I thought I’d continue my thoughts from a comment thread at Sunshine Mary’s here, since the conversation is dwindling there, and I need to post here anyway.
The topic became wifely submission, and soon the usual question arose: “What if a husband commands his wife to have a threesome / rob a bank / chop off her hand?” In other words, does God’s command for wives to be subject to their husbands in all things really mean all things? Ellie responded with:
God’s commands trump a husband’s orders.
But following the husband’s orders IS one of God’s commands. That’s the whole point: if a husband gives his wife an order to do something she thinks is sinful, she’s not choosing between following God’s command or her husband’s command. She’s choosing between God’s command to obey her husband or God’s command to avoid the sinful act.
Ss. Peter could have said “subject to their husbands’ virtuous commands.” St.

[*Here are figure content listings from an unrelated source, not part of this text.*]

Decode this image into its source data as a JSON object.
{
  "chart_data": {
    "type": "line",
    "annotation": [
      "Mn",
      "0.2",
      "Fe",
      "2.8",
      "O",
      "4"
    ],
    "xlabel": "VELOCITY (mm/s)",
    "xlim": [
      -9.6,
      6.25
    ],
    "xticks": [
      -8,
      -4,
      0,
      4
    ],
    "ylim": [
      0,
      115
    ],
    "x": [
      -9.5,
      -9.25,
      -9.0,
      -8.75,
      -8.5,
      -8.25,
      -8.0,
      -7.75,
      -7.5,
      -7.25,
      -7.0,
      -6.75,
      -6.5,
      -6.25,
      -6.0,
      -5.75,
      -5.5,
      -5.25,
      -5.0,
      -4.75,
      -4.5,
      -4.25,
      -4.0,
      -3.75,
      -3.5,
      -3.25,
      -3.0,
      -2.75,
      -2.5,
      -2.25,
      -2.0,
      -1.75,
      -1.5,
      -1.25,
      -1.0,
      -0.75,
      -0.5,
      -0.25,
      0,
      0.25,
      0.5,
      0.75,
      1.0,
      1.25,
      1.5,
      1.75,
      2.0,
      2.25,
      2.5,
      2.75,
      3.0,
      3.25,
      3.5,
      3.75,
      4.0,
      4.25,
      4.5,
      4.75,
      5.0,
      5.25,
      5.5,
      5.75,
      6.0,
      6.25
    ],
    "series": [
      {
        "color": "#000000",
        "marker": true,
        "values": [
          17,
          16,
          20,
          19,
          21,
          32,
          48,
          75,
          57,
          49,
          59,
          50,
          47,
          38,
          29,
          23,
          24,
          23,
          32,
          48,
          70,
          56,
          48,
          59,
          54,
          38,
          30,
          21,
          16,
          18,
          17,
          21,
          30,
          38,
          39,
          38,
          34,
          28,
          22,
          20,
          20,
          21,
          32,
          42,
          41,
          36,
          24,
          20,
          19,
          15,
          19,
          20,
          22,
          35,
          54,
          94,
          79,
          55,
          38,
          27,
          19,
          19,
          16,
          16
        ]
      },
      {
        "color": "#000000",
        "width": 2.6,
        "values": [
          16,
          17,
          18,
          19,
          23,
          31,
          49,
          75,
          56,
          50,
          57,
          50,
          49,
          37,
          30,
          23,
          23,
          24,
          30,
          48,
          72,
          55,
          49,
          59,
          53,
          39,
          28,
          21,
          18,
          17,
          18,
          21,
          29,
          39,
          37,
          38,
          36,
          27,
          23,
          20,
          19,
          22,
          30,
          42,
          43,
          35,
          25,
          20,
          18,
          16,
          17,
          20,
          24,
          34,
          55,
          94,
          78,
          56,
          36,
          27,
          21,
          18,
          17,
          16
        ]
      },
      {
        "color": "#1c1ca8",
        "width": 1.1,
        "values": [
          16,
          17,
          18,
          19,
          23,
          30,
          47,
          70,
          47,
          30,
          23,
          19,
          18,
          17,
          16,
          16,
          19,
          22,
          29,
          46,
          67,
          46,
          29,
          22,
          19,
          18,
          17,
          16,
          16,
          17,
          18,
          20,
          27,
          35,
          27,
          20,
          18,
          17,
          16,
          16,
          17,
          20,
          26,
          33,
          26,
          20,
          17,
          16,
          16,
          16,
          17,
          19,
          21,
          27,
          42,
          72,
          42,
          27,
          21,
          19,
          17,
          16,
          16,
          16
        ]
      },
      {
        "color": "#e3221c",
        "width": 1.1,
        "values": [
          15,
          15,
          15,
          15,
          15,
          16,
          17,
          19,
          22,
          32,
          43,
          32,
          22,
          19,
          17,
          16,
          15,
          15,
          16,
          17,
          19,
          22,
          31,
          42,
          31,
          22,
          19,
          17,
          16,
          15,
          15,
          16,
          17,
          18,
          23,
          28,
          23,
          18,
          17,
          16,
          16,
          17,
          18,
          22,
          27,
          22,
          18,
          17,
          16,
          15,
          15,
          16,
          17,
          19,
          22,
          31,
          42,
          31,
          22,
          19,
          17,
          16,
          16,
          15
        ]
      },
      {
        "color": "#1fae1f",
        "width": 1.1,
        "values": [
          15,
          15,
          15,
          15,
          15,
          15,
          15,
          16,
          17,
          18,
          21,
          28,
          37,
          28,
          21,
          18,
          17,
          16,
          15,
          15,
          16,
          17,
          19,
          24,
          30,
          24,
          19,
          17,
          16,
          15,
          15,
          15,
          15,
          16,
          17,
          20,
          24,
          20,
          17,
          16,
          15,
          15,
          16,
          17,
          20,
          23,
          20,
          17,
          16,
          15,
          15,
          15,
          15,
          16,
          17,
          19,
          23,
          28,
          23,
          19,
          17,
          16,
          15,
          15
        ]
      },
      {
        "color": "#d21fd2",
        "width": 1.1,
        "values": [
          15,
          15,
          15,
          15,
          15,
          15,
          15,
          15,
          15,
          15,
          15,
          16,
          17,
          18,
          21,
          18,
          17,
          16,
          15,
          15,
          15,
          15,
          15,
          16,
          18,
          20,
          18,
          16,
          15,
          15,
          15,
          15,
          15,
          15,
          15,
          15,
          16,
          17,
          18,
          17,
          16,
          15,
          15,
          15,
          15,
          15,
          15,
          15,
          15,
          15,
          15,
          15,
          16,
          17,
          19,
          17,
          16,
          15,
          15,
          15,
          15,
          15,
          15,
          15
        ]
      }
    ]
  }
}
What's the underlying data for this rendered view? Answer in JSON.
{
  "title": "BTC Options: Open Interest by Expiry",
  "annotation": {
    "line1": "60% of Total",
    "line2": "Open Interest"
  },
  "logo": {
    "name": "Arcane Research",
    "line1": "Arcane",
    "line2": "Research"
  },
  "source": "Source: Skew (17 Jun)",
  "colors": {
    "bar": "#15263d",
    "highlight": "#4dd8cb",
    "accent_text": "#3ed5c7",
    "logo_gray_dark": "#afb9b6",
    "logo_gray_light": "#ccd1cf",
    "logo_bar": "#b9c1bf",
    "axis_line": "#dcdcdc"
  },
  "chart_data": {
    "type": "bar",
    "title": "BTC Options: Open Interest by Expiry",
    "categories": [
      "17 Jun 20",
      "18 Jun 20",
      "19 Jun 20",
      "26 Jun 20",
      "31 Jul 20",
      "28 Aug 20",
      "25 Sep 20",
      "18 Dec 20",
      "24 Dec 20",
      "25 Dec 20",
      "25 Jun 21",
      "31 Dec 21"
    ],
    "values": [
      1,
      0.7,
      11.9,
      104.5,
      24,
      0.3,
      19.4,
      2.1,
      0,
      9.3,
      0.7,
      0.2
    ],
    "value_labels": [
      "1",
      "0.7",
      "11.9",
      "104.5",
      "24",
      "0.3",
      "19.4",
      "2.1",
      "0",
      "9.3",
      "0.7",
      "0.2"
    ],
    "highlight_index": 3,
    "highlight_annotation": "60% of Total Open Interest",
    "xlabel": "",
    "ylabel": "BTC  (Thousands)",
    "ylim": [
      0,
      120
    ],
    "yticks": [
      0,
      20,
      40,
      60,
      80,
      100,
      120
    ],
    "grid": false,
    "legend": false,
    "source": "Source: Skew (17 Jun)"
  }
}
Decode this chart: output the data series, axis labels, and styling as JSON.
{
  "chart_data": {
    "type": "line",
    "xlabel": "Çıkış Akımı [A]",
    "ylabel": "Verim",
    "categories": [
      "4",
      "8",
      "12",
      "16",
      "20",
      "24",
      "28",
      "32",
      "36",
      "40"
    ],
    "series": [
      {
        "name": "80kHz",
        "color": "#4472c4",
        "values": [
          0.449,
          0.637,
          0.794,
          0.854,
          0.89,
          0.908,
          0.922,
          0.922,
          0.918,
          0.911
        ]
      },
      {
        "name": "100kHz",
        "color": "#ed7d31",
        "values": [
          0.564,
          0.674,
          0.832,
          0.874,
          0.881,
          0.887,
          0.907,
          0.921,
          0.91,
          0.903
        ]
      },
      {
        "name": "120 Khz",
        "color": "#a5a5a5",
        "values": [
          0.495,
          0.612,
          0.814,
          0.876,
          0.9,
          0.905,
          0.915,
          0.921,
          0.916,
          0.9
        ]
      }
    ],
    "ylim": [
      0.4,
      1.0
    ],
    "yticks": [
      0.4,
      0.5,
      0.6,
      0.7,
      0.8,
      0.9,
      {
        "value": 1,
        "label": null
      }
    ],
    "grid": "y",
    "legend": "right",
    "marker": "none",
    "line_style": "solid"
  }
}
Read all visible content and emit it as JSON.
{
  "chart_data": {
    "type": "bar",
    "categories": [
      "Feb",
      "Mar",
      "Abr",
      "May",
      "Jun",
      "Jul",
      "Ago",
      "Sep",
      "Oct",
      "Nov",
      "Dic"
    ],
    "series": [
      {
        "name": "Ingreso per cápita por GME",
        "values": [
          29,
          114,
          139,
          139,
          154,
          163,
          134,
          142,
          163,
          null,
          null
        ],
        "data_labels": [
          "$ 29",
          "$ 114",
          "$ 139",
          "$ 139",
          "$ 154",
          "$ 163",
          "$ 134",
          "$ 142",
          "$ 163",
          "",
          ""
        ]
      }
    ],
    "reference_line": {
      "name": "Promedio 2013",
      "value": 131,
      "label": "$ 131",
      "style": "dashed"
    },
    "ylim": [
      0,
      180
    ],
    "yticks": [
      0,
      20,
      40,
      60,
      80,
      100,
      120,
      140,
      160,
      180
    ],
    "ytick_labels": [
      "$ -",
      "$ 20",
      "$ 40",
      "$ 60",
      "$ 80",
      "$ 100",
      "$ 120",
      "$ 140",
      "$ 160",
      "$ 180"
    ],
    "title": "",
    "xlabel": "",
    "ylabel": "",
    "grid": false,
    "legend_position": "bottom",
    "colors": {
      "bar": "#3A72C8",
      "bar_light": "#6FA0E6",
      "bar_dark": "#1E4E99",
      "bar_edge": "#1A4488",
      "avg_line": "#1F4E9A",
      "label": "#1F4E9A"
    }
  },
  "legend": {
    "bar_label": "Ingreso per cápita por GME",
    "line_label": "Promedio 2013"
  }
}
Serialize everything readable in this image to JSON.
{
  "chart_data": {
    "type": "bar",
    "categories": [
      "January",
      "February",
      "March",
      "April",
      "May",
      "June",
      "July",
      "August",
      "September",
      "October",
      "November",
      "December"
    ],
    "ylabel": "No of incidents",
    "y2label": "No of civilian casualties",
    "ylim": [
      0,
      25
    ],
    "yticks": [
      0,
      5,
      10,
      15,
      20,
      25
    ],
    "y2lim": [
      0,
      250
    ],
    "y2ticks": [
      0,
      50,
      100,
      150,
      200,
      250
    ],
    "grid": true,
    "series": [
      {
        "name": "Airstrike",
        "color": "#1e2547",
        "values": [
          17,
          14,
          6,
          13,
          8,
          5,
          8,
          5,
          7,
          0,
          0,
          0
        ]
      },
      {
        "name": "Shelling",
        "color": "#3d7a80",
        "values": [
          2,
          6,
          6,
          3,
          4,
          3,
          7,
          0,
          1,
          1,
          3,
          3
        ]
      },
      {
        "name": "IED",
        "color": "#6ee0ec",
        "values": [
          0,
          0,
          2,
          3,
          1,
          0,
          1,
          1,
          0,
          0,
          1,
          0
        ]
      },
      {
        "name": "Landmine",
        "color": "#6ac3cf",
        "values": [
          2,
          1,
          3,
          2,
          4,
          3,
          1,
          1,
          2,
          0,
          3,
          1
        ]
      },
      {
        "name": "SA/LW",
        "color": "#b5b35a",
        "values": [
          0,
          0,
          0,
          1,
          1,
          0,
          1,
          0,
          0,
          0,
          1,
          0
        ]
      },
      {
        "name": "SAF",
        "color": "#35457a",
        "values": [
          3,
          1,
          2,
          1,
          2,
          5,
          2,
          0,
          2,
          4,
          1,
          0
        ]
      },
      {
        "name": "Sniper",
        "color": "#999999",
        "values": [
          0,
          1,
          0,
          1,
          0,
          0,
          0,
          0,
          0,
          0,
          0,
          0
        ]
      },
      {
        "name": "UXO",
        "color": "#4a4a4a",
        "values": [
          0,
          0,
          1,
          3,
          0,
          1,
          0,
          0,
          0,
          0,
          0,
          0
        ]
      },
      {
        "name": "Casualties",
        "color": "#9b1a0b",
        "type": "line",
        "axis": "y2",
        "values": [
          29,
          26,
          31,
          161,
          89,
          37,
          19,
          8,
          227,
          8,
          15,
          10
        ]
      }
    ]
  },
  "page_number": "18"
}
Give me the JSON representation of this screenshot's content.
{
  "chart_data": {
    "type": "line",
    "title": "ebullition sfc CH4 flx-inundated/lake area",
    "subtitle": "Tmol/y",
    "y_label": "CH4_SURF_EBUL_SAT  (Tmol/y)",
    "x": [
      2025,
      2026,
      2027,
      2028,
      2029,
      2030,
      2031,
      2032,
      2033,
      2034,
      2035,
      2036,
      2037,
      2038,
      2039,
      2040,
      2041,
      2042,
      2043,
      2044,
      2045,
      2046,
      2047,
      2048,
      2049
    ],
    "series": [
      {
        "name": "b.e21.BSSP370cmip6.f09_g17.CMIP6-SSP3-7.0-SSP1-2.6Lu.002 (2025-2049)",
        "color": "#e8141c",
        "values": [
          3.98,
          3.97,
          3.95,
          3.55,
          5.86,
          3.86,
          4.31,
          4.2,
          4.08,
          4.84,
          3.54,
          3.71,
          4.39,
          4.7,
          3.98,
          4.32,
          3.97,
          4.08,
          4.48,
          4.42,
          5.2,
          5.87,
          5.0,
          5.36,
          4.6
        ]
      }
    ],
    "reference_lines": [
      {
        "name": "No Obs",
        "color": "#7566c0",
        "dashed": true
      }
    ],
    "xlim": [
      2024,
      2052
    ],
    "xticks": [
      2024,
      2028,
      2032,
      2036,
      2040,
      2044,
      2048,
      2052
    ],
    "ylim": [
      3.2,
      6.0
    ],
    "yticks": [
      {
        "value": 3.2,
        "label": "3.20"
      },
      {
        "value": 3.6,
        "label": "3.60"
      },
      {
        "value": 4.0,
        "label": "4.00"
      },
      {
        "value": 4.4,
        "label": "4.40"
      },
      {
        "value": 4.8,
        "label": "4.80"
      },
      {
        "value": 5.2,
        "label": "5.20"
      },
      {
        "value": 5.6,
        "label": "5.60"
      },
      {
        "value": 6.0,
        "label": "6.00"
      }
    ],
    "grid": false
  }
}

Paul could have said, “Therefore as the church is subject to Christ: so also let the wives be to their husbands in all things except sinful commands.” When they were preaching these things (remember, their letters were only the tiny chunk of their ministry that we happen to have; they were out preaching to the people in person every day), do we think it never occurred to anyone, as it immediately does to us, to ask something like, “Yeah, but what if he tells her to become a prostitute to make money so he can lounge around all day?” Of course it must have. St. Peter was even speaking specifically of being subject to a non-believing husband, and who knows what such a man might order? So the fact that they didn’t put any conditions on this submission is something we should take seriously, and not assume they meant something else that they very easily could have said.
And when Abraham took Isaac up the mountain and was ready to plunge in the sword until the angel stopped him, the angel didn’t say, “Awesome job on the total faith thing, really, but you should have known that God didn’t really want you to commit murder. That’s a sin, stupid.” No, because Abraham was willing to commit murder to obey God, he was rewarded.
As I said over there: as a Catholic, I take comfort that I have the Church and twenty centuries of saints and theologians to guide me in understanding scripture. But consider the girl who doesn’t have that, who belongs to a church that says, “It’s all in the bible; read it and let the Spirit guide you,” or who is more-or-less secular. If she’s assured that she can ignore her husband’s orders when they’re sinful (presumably skimming really fast through Peter 3 and Ephesians 5), who will guide her in determining where that line is? Her friends? Her hamster? Oprah?
These extreme examples that we bat around are easy: yes, a threesome is clearly sinful (to keep it simple, let’s assume we’re not talking within a polygynous marriage, so there’s clearly adultery going on). But most calls won’t be that clear. In most marriages, none of them will be that clear. Ellie says, “Anything that is not clearly, black-and-white, wrong should be obeyed,” but almost nothing in life is truly black-and-white, especially in marriage. Say a kid is refusing to eat his peas, and the husband says not to let the kid leave the table or eat anything else until those peas are gone. The wife hated being made to eat her peas as a child, and her shrink told her that forced eating might have led to her body-image issues, so it could be considered child abuse — voila, it’s sinful, she doesn’t have to do it! Human nature being what it is, the line between sinful and acceptable orders is bound to keep edging over closer and closer to the line between “orders I like” and “orders I don’t like.”
One last thing: let me be clear that I probably seem much more certain about all this than I really am. If I marry again, the question of “Is this order I’m about to give her going to cause her to sin?” will always be uppermost in my mind, because that’s a huge responsibility. It’d be much easier to give her the veto, to let me partly off the hook. I’m arguing for the stricter interpretation mostly because the rest of the world is arguing for the lax one, so the stricter one needs a fair hearing. “The door is narrow,” you know? So when our reaction to a piece of scripture is, “It can’t really mean that,” I think our wisest reaction is to say, “Well, what if it really does mean that?”
Ultimately, if a husband commands his wife to have a threesome, I don’t think she’s going to be damned to Hell if she commits the sin of adultery OR if she commits the sin of disobedience. Her husband really holds the responsibility for the sin either way, not she. But I think she will be much better off if she arrives at the Final Judgment having always been subject to her husband even when she thought he was wrong, rather than if she says, “Yes, I obeyed him when he was right, and disobeyed him to prevent evil the rest of the time.” The latter is so much more likely to end up being cover for, “I actually ran the relationship and let him lead when I felt like it,” even if that’s not what she intended at the start.
You can’t be subject to someone in all things and hold veto power over him at the same time. That’s really the bottom line.